The first thing to understand about free software is that it is not necessarily free. As legendary MIT hacker Richard Stallman, the founder of the Free Software Foundation and primary coordinator of the GNU ("GNU is Not Unix") Project, likes to say, "Free software is a matter of freedom, not price- the freedom to modify the software, redistribute the software and release improved versions of the software."

Such "freedom" basically means the ability to access- and change- a program's source code. The typical software company guards its source code like a pack of pit bulls standing watch over crown jewels. Source code is considered the core intellectual property upon which the software industry is built. For example, Microsoft's Internet Explorer Web browser may be free to consumers, but it is not "free software" - the source code is under lock and key.

Source code availability is the great selling point, so to speak, for free software (and, indeed, Behlendorf would rather use the phrase "source-code available software" than "free software"). The point is, if something goes wrong, you don't need to wait around for Microsoft or Netscape to answer your support calls. If you discover a bug or you need some new function, you can just roll up your sleeves and start mucking about with the code yourself. And more often than not, someone else already encountered the same problem and posted a fix to the Net.

"Having access to the code and being able to modify it is pretty key," says David Filo, co-founder of Yahoo. "It's just a lot easier when you have total control over it."

However, there are different kinds of total control. Stallman's GNU software is protected by a licensing system that requires anyone who distributes modified versions of GNU software to distribute the modified source code as well. This ensures that each future generation of the software will always remain open.

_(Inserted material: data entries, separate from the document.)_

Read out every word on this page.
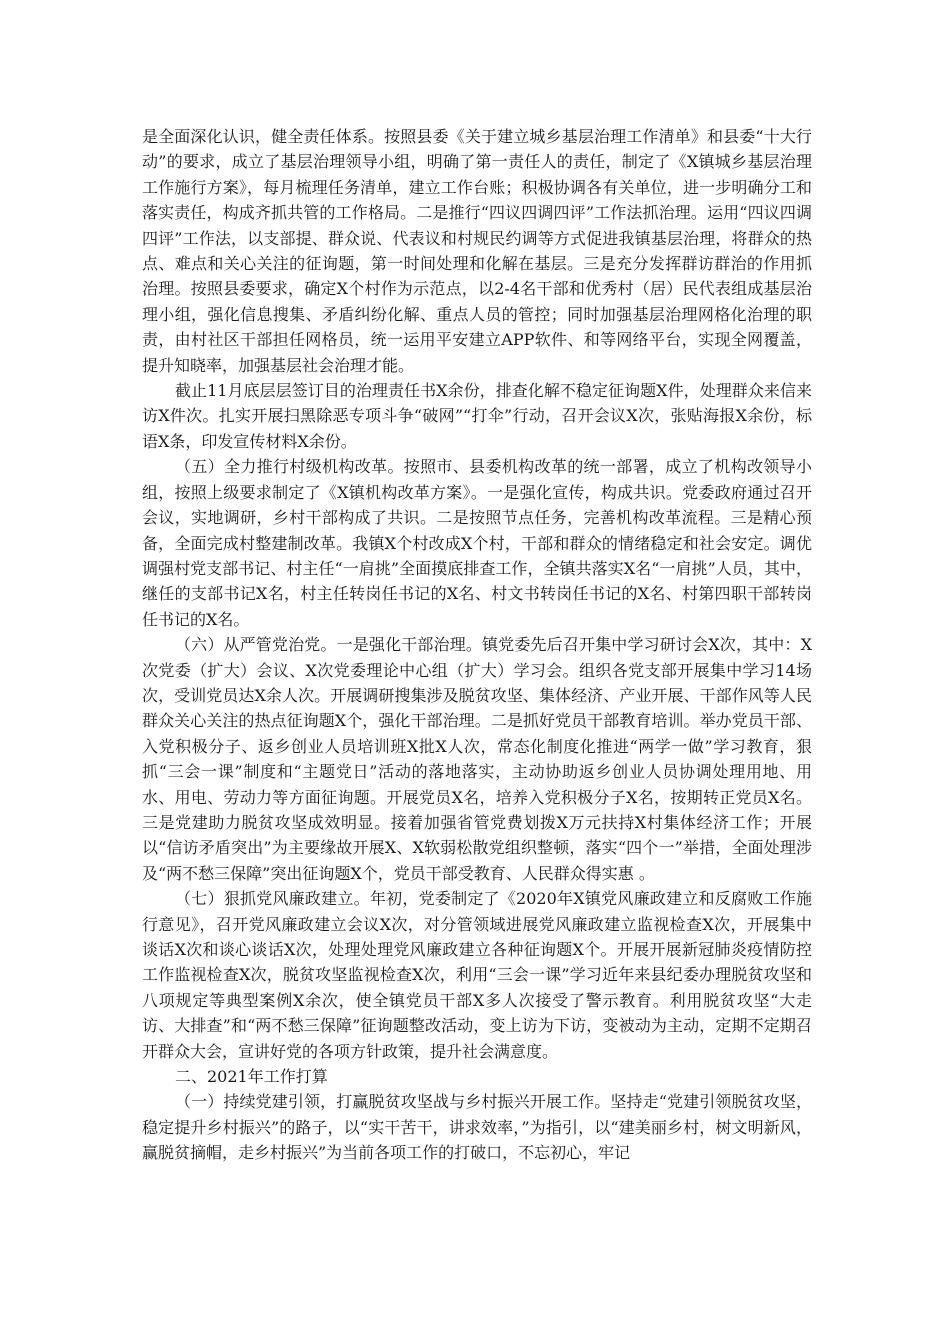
是全面深化认识，健全责任体系。按照县委《关于建立城乡基层治理工作清单》和县委“十大行动”的要求，成立了基层治理领导小组，明确了第一责任人的责任，制定了《X镇城乡基层治理工作施行方案》，每月梳理任务清单，建立工作台账；积极协调各有关单位，进一步明确分工和落实责任，构成齐抓共管的工作格局。二是推行“四议四调四评”工作法抓治理。运用“四议四调四评”工作法，以支部提、群众说、代表议和村规民约调等方式促进我镇基层治理，将群众的热点、难点和关心关注的征询题，第一时间处理和化解在基层。三是充分发挥群访群治的作用抓治理。按照县委要求，确定X个村作为示范点，以2-4名干部和优秀村（居）民代表组成基层治理小组，强化信息搜集、矛盾纠纷化解、重点人员的管控；同时加强基层治理网格化治理的职责，由村社区干部担任网格员，统一运用平安建立APP软件、和等网络平台，实现全网覆盖，提升知晓率，加强基层社会治理才能。

截止11月底层层签订目的治理责任书X余份，排查化解不稳定征询题X件，处理群众来信来访X件次。扎实开展扫黑除恶专项斗争“破网”“打伞”行动，召开会议X次，张贴海报X余份，标语X条，印发宣传材料X余份。

（五）全力推行村级机构改革。按照市、县委机构改革的统一部署，成立了机构改领导小组，按照上级要求制定了《X镇机构改革方案》。一是强化宣传，构成共识。党委政府通过召开会议，实地调研，乡村干部构成了共识。二是按照节点任务，完善机构改革流程。三是精心预备，全面完成村整建制改革。我镇X个村改成X个村，干部和群众的情绪稳定和社会安定。调优调强村党支部书记、村主任“一肩挑”全面摸底排查工作，全镇共落实X名“一肩挑”人员，其中，继任的支部书记X名，村主任转岗任书记的X名、村文书转岗任书记的X名、村第四职干部转岗任书记的X名。

（六）从严管党治党。一是强化干部治理。镇党委先后召开集中学习研讨会X次，其中：X次党委（扩大）会议、X次党委理论中心组（扩大）学习会。组织各党支部开展集中学习14场次，受训党员达X余人次。开展调研搜集涉及脱贫攻坚、集体经济、产业开展、干部作风等人民群众关心关注的热点征询题X个，强化干部治理。二是抓好党员干部教育培训。举办党员干部、入党积极分子、返乡创业人员培训班X批X人次，常态化制度化推进“两学一做”学习教育，狠抓“三会一课”制度和“主题党日”活动的落地落实，主动协助返乡创业人员协调处理用地、用水、用电、劳动力等方面征询题。开展党员X名，培养入党积极分子X名，按期转正党员X名。三是党建助力脱贫攻坚成效明显。接着加强省管党费划拨X万元扶持X村集体经济工作；开展以“信访矛盾突出”为主要缘故开展X、X软弱松散党组织整顿，落实“四个一”举措，全面处理涉及“两不愁三保障”突出征询题X个，党员干部受教育、人民群众得实惠 。

（七）狠抓党风廉政建立。年初，党委制定了《2020年X镇党风廉政建立和反腐败工作施行意见》，召开党风廉政建立会议X次，对分管领域进展党风廉政建立监视检查X次，开展集中谈话X次和谈心谈话X次，处理处理党风廉政建立各种征询题X个。开展开展新冠肺炎疫情防控工作监视检查X次，脱贫攻坚监视检查X次，利用“三会一课”学习近年来县纪委办理脱贫攻坚和八项规定等典型案例X余次，使全镇党员干部X多人次接受了警示教育。利用脱贫攻坚“大走访、大排查”和“两不愁三保障”征询题整改活动，变上访为下访，变被动为主动，定期不定期召开群众大会，宣讲好党的各项方针政策，提升社会满意度。

二、2021年工作打算

（一）持续党建引领，打赢脱贫攻坚战与乡村振兴开展工作。坚持走“党建引领脱贫攻坚，稳定提升乡村振兴”的路子，以“实干苦干，讲求效率，”为指引，以“建美丽乡村，树文明新风，赢脱贫摘帽，走乡村振兴”为当前各项工作的打破口，不忘初心，牢记
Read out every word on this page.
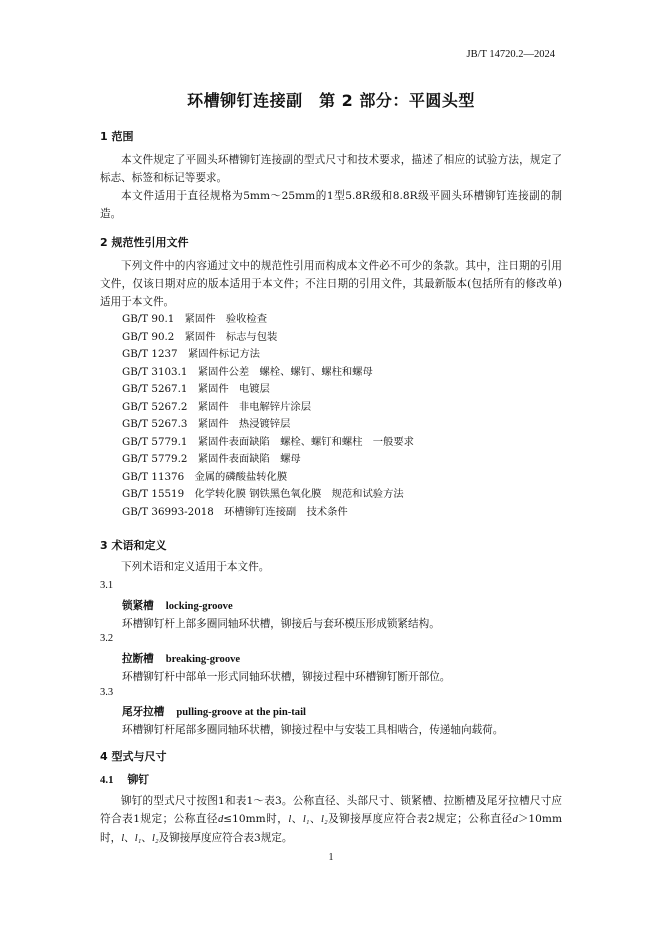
JB/T 14720.2—2024
环槽铆钉连接副　第 2 部分：平圆头型
1 范围
本文件规定了平圆头环槽铆钉连接副的型式尺寸和技术要求，描述了相应的试验方法，规定了标志、标签和标记等要求。
本文件适用于直径规格为5mm～25mm的1型5.8R级和8.8R级平圆头环槽铆钉连接副的制造。
2 规范性引用文件
下列文件中的内容通过文中的规范性引用而构成本文件必不可少的条款。其中，注日期的引用文件，仅该日期对应的版本适用于本文件；不注日期的引用文件，其最新版本(包括所有的修改单)适用于本文件。
GB/T 90.1　紧固件　验收检查
GB/T 90.2　紧固件　标志与包装
GB/T 1237　紧固件标记方法
GB/T 3103.1　紧固件公差　螺栓、螺钉、螺柱和螺母
GB/T 5267.1　紧固件　电镀层
GB/T 5267.2　紧固件　非电解锌片涂层
GB/T 5267.3　紧固件　热浸镀锌层
GB/T 5779.1　紧固件表面缺陷　螺栓、螺钉和螺柱　一般要求
GB/T 5779.2　紧固件表面缺陷　螺母
GB/T 11376　金属的磷酸盐转化膜
GB/T 15519　化学转化膜 钢铁黑色氧化膜　规范和试验方法
GB/T 36993-2018　环槽铆钉连接副　技术条件
3 术语和定义
下列术语和定义适用于本文件。
3.1
锁紧槽 locking-groove
环槽铆钉杆上部多圈同轴环状槽，铆接后与套环模压形成锁紧结构。
3.2
拉断槽 breaking-groove
环槽铆钉杆中部单一形式同轴环状槽，铆接过程中环槽铆钉断开部位。
3.3
尾牙拉槽 pulling-groove at the pin-tail
环槽铆钉杆尾部多圈同轴环状槽，铆接过程中与安装工具相啮合，传递轴向载荷。
4 型式与尺寸
4.1 铆钉
铆钉的型式尺寸按图1和表1～表3。公称直径、头部尺寸、锁紧槽、拉断槽及尾牙拉槽尺寸应符合表1规定；公称直径d≤10mm时，l、l₁、l₂及铆接厚度应符合表2规定；公称直径d＞10mm时，l、l₁、l₂及铆接厚度应符合表3规定。
1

The Apache Web server, on the other hand, is protected under a different, less restrictive licensing system that allows future users to do whatever they want (as long as they include the Apache Group's copyright notice). Already, several companies are reported to be turning a profit with commercial versions of Apache, most notably C2Net, an Oakland, Calif., software company that sells Stronghold, an Apache Web server incorporating public key cryptography.

Behlendorf goes so far as to argue that Apache's licensing is "more free" because it places fewer restrictions on future users. And he believes that this has helped the spread of Apache. But such an approach is anathema to Stallman. If source code availability isn't permanently protected, he argues, then the software can ultimately be perverted by commercial pressures.

Stallman believes the right to free software is "inalienable." To him, it's a moral issue; he doesn't care whether free software produces better code or is embraced by consumers.

"I don't judge these things in terms of material benefit," says Stallman. "My fundamental reason for having a free software community is so that I can continue to use computers without ever doing something wrong- without ever promising that I won't share with you. Even if most computer users don't choose to be in this community, I can be in it. It's not a matter of whether one philosophy or another wins the whole world. It's not an all or nothing thing."